The development of inhibitory antibodies is a major complication following protein replacement therapy for hemophilia. Approximately 30percent of hemophilia A patients developed inhibitory antibodies against FVIII after repeated infusions of protein concentrates. This problem is also predicted to occur following gene therapy treatment. Our laboratory is taking several approaches to combat this problem.

I. Monoclonal antibody therapy. We have previously shown that nonviral gene transfer of a liver-specific FVIII plasmid produced persistent, supra-physiological/therapeutic levels of FVIII in immunodeficient mice using a hydrodynamics-based delivery method. However, robust FVIII-specific immune responses occurred in immunocompetent hemophilia A mice and eliminated functional FVIII two weeks following gene transfer. This murine model permitted us to evaluate effective immunosuppressive regimens in combination with nonviral gene therapy to achieve a long-term therapeutic effect. Our previous studies showed that compared to non-specific immunosuppressive agents including rapamycin (RAP), cyclosporine A (CSA), cyclophosphamide, and Mycophenylate mofetil (MMF), monoclonoal antibody (mAb) therapies were demonstrated to be safer and more effective to prevent antibody response in plasmid-treated animals. Effective regimens include a combination of CTLA4-Ig and anti-murine CD40 ligand mAb (MR1) or single agent anti- inducible costimulator (ICOS) or T cell depleting anti-CD3e antibody. Persistent expression of therapeutic levels of FVIII (50-150percent) was achieved, indicating the establishment of long term tolerance to FVIII. Among these, modulation regimen by anti-ICOS is closely associated with the early depletion of CD4+ T cells and production of regulatory T cells (Tregs) following treatment. We are in the process of studying the mechanisms of tolerance induction by different regimens.
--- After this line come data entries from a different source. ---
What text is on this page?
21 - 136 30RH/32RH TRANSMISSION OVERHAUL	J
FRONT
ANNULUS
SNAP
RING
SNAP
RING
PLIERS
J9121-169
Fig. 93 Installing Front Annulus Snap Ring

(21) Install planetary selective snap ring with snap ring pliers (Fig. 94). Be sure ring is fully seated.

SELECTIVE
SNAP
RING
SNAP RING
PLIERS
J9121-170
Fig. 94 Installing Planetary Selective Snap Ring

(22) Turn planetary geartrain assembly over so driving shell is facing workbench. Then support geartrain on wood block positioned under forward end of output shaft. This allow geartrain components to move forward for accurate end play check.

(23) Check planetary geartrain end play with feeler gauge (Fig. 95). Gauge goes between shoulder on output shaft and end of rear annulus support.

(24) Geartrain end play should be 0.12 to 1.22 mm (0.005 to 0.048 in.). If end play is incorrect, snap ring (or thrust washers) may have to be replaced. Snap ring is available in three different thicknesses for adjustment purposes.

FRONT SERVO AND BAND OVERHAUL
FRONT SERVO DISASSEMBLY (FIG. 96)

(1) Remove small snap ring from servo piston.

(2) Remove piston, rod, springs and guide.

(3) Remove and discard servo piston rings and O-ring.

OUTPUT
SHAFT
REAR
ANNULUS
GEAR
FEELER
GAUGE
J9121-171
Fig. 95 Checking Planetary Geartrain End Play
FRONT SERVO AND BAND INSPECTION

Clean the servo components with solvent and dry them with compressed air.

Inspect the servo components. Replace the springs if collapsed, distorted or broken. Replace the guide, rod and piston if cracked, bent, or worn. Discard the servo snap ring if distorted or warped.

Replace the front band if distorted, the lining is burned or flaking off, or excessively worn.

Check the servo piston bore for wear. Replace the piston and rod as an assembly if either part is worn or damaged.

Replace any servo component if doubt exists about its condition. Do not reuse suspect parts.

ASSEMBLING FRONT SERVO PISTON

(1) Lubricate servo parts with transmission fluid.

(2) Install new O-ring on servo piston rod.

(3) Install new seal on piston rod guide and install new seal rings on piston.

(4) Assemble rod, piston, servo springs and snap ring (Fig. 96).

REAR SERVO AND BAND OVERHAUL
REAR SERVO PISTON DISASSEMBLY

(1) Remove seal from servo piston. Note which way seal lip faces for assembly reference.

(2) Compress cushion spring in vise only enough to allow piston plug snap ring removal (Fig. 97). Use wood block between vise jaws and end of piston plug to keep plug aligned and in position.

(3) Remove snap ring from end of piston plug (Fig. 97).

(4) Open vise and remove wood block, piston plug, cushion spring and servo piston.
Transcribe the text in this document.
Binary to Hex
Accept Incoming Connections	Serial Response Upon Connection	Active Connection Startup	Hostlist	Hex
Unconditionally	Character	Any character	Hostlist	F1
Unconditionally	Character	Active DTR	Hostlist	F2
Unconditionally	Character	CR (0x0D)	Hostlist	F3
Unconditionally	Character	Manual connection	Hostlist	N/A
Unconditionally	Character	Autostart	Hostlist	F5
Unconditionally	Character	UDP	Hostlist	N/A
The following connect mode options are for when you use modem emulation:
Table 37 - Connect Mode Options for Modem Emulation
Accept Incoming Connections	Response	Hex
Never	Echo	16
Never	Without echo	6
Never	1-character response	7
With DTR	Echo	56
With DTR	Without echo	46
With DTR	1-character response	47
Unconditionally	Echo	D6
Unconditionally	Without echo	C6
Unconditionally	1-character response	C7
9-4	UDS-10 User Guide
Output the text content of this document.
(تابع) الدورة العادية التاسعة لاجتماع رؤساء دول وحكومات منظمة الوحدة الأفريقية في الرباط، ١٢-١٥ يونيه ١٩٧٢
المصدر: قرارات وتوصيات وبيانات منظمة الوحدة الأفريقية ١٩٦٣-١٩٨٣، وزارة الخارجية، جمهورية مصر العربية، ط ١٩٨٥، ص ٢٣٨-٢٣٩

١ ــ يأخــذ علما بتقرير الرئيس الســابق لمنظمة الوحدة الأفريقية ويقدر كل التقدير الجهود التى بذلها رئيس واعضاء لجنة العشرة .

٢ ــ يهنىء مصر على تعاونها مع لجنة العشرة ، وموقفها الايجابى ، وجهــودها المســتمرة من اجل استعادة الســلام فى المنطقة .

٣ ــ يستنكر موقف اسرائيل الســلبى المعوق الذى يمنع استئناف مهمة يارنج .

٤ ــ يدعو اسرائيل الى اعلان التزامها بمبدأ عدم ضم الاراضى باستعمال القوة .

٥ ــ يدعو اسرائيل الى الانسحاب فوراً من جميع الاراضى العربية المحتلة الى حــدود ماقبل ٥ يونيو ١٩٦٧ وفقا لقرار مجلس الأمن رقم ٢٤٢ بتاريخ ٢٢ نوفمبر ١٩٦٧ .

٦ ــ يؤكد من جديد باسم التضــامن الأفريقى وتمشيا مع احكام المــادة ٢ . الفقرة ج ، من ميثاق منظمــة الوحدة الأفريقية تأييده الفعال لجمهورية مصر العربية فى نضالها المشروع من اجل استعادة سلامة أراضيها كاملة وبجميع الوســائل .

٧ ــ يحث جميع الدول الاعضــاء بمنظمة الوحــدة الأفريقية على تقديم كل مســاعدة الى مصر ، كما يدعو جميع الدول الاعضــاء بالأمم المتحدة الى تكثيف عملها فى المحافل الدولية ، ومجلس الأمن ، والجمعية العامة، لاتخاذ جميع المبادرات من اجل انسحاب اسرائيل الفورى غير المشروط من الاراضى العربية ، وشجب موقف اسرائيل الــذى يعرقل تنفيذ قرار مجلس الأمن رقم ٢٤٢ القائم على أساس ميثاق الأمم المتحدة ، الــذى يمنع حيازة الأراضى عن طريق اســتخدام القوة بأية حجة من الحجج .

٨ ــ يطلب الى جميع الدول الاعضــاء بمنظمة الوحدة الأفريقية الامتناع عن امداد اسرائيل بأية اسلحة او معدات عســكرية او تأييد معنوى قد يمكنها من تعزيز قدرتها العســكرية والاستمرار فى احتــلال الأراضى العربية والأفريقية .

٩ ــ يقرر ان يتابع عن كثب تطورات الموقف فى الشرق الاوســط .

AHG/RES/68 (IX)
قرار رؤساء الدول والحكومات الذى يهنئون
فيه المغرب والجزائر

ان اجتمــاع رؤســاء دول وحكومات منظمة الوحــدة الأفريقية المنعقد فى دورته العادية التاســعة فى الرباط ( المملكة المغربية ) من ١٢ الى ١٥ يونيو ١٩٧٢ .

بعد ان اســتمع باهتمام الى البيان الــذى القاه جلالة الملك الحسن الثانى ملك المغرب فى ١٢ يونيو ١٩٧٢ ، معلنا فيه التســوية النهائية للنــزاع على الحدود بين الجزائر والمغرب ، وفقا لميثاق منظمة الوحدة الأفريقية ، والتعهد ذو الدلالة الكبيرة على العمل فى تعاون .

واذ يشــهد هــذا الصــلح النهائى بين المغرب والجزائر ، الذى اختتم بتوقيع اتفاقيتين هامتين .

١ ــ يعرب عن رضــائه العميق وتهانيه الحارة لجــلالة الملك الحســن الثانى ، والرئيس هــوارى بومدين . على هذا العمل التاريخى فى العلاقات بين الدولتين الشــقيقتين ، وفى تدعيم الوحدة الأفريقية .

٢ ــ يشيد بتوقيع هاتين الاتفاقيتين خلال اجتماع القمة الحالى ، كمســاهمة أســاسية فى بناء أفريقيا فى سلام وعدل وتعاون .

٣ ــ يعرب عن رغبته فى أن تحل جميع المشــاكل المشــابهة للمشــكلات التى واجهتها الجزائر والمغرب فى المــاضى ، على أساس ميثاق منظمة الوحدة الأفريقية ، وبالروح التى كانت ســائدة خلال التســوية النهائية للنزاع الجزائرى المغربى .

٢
II. Regulatory T cell therapy. It has recently been demonstrated that CD4+CD25+Foxp3+ regulatory T (Treg) cells play a critical role in the regulation and suppression of autoimmune and alloimmune responses. Our preliminary data showed that an adoptive transfer of transgenic CD4+Foxp3+ regulatory T (Treg) cells significantly reduced anti-FVIII antibody titers in FVIII plasmid-treated HemA mice. We are currently devising strategies to induce and expand FVIII-specific Tregs from FVIII-specific T responder cells and test if adoptive transfer of these cells will effectively prevent the formation of inhibitory antibodies in the recipient animals following plasmid challenge or repeated infusions of FVIII protein.

III. Combination of drug and cell immunotherapy. In order to modulate pre-existing anti-FVIII antibodies, we plan to further improve and/or combine drug and cell therapy. The goal is to eliminate pre-existing anti-FVIII antibodies and induce long-term tolerance to FVIII.

3. Lentiviral gene therapy for Wiskott-Aldrich Syndrome.

We have developed several lentiviral-WASp plasmids by incorporating either retroviral MND promoter or endogenous WASp promoter and several strong enhancer/LCR elements to restrict enhancer/promoter activity to appropriate cells. In addition, a defined insulator element was incorporated into these vectors to reduce the occurrence of promoter silencing and the risk of enhancer mediated mutagenesis events. The expression profile of pan-hematopoietic and lineage-specific vectors are being compared in human cell lines representative of the lymphoid (B, T, NK), megakaryocytic, myeloid, and erythroid lineages. Furthermore, vectors (with and without flanking insulators)-mediated WAS expression and rescue of WAS dependent function will be compared in transformed human T-cell lines and primary T cell populations.